Although Kafka provides multiple authentication methods and encrypted communication over TLS, it does not encrypt data at rest. Yet Kafka is increasingly used as a store of data, not just as a means of transferring data from one location to another. This means that Kafka must conform to the same security and compliance requirements as conventional data storage systems such as relational databases. To compensate, Kafka service providers often use disk or file system encryption. This approach provides a degree of risk mitigation but also has well-known shortcomings, most notably the ability of anyone with appropriate file system permissions, such as system administrators, to read data. Security best practices and compliance standards therefore explicitly call for application- or database-level encryption to protect sensitive information against such exposures. Further, there should be a separation of duty between key management and system administration.

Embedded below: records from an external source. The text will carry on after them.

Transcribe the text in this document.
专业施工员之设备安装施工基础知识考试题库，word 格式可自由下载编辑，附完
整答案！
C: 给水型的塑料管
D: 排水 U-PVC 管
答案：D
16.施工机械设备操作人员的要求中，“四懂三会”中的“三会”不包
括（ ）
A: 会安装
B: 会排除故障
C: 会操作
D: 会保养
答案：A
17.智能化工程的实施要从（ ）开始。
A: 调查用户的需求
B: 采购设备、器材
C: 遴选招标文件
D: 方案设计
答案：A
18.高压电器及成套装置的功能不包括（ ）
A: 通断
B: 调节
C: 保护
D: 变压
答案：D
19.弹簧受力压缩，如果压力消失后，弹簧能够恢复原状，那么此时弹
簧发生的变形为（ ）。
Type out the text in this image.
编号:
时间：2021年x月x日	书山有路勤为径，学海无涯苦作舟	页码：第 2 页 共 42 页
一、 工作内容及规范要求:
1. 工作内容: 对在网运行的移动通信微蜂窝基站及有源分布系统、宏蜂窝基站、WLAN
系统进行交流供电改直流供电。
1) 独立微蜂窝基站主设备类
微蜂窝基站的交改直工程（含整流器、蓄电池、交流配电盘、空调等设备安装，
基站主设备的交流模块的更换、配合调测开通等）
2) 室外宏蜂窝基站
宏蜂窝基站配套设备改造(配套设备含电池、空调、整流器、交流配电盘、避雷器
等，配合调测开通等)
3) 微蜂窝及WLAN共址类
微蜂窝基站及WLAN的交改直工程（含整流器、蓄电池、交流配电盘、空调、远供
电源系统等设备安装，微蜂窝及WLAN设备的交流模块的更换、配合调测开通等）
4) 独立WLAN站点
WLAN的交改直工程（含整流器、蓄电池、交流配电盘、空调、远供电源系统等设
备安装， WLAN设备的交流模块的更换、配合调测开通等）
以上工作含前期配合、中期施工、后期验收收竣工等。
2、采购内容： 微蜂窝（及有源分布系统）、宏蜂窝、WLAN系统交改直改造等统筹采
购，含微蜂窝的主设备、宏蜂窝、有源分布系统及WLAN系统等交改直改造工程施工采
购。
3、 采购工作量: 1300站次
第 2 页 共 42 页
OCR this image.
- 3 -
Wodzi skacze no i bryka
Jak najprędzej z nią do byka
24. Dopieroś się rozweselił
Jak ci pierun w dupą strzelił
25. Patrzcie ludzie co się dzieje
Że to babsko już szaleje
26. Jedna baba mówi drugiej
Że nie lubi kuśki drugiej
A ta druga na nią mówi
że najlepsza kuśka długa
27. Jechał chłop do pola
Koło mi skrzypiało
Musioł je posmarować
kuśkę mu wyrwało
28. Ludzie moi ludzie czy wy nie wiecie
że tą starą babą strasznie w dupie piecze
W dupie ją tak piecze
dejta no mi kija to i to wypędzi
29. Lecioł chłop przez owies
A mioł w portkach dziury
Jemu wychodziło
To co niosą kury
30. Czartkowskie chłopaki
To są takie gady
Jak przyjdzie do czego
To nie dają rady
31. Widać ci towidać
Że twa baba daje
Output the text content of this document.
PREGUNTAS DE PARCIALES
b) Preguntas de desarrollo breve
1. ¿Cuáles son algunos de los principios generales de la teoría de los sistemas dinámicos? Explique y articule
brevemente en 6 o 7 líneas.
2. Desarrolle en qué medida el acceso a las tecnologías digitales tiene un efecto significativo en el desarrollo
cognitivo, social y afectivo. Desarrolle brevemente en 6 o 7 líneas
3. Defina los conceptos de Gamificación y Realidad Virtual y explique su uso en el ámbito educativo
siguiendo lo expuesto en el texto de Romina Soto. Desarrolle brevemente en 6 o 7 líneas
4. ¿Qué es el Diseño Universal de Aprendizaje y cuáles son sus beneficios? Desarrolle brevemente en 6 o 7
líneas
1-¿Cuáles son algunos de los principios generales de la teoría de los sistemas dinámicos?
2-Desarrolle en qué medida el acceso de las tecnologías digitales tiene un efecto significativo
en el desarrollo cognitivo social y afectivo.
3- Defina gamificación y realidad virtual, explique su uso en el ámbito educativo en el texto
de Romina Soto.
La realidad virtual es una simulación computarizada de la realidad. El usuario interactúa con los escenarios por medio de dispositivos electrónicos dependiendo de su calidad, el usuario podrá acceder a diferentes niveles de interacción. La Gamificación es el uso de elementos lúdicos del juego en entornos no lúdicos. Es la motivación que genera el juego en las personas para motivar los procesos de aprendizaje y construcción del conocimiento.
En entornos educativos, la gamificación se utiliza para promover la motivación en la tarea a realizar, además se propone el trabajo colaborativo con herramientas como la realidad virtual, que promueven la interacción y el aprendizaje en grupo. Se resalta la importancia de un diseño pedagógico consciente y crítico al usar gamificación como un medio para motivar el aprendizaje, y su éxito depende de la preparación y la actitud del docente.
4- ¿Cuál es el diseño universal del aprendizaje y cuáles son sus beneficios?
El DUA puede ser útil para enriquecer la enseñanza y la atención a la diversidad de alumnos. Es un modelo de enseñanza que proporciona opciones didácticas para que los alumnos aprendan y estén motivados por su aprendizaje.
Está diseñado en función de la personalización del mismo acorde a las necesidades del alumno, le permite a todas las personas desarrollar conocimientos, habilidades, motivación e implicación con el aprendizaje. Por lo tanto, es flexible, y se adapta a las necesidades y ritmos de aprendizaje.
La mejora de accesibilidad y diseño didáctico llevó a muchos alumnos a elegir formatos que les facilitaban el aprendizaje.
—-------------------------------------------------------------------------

This project aims to deliver topic encryption by intercepting the message stream between client and broker in a proxy. The architecture has the advantage that neither broker nor client need to be modified in order to provide encryption at rest. Incoming data messages (Produce requests) are inspected to determine whether their payload should be encrypted according to a policy. If so, the data portions are encrypted and the modified message is forwarded to the broker. The topic data is then stored by the broker in encrypted form. In the reverse direction, encrypted responses (i.e., responses to Fetch requests) are decrypted prior to being sent to clients.
The diagram below depicts the main components of the proposal, illustrating clients sending and receiving plaintext messages while the proxy exchanges ciphertext messages with the broker:
One core component, the Encryption Module, provides the encryption functionality. A second core component, the Proxy, intercepts Kafka connections and delegates message processing to the Encryption Module.
Topics can be encrypted by different keys, allowing brokers to store a mix of encrypted and unencrypted data, with data owners managing the keys to their topics. Keys will be stored in an external key management system with access policies and logging.
We look forward to engaging with the Community in developing this exciting extension to Strimzi and Kafka!
- Securing Kafka with Encryption-at-Rest, Chris Giblin, Sean Rooney, Pascal Vetsch, and Adrian Preston, 2021 IEEE International Conference on Big Data (Big Data)
- The original Strimzi proposal #17 provides additional background.